技術の歴史は「標準化」の歴史でもあります。各社がそれぞれ独自の規格で製品をつくっていても、事実上の標準といえるような製品が現れると、それと互換性をもたせようという動きがわき起こってくるのです。コンピュータについてもそれは例外ではなく、富士通は重大な局面に立たされることになります。
1970年代に至るまで、各コンピュータメーカーは独自路線でマシンを作っていたため、特定のメーカーが作ったハードウェアの上では、他社製のアプリケーション・ソフトウェアは動きませんでした。
そんな中、爆発的な勢力を誇り、事実上の国際標準となりつつあったのがIBM製のマシンです。つまり、このマシンとアプリケーション・ソフトウェアを共有できる互換性のあるマシンを作れば、より多くのユーザーを獲得できる可能性がありました。しかし、このIBM製のマシンと互換性のあるマシンを作ったメーカーの大半は、逆に自社ユーザーを取られ、消えてゆきました。

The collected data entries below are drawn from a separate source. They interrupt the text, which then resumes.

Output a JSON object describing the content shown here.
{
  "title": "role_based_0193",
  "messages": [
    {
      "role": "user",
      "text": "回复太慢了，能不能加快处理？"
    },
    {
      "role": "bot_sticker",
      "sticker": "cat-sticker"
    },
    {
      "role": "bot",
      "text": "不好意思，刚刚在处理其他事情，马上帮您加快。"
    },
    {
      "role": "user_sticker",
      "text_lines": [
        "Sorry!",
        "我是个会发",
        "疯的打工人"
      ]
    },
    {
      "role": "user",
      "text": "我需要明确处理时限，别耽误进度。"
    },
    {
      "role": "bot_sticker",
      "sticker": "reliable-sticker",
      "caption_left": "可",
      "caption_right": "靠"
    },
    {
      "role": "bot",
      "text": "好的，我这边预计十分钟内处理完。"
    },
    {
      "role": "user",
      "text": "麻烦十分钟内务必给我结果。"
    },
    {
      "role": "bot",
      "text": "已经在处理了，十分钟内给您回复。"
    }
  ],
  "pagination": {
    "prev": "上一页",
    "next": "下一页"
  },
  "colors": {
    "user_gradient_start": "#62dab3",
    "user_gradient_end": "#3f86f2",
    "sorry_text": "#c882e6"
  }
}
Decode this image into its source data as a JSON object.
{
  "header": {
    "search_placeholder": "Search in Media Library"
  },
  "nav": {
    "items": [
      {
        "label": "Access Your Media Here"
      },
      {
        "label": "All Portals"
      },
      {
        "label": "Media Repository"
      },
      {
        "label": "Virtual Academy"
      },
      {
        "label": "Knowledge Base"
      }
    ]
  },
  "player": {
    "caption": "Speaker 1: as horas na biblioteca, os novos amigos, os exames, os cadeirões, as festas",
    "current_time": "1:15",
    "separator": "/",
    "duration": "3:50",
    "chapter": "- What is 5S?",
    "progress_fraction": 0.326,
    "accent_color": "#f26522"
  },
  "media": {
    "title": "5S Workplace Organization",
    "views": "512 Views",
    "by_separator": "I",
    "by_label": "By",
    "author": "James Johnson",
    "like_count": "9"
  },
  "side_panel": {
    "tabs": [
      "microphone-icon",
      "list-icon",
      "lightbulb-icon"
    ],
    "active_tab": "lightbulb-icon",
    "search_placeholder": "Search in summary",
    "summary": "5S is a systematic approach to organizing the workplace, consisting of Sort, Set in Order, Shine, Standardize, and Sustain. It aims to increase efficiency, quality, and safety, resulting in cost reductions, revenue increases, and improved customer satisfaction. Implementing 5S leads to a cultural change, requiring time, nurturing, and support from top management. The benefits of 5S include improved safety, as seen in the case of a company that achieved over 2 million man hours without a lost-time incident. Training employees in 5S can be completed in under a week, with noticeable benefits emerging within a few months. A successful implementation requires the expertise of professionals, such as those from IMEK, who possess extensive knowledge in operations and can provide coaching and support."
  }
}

このような状況下、富士通は「国際標準の土俵で競争相手を上回る製品を作るしか道はない」と判断し、思い切った戦略の転換を行います。まず、コンピュータの貿易自由化が迫る中、IBM互換のアーキテクチャ(設計思想)を共有する条件で日立製作所と提携しました。
また、IBMで「360シリーズ」の設計を担ったアムダール博士が独立し、「アムダール社」を設立した際には富士通が出資し〔注:1997年には100%子会社化〕、共同でIBM互換機の開発を進めました。そして、アムダール社ブランドの商用1号機「470V/6」を富士通川崎工場で製造します。審査が非常に厳しいことで有名なアメリカのNASA(アメリカ国立航空宇宙局)に同機が採用されたのは、その翌年のことでした。
さらに、アムダール社との共同開発とは別に、富士通社内でもIBM互換機の開発を進め、従来の富士通マシンユーザーがIBM互換機にスムーズに乗り換えられるよう配慮した「FACOM Mシリーズ」は大成功を収めました。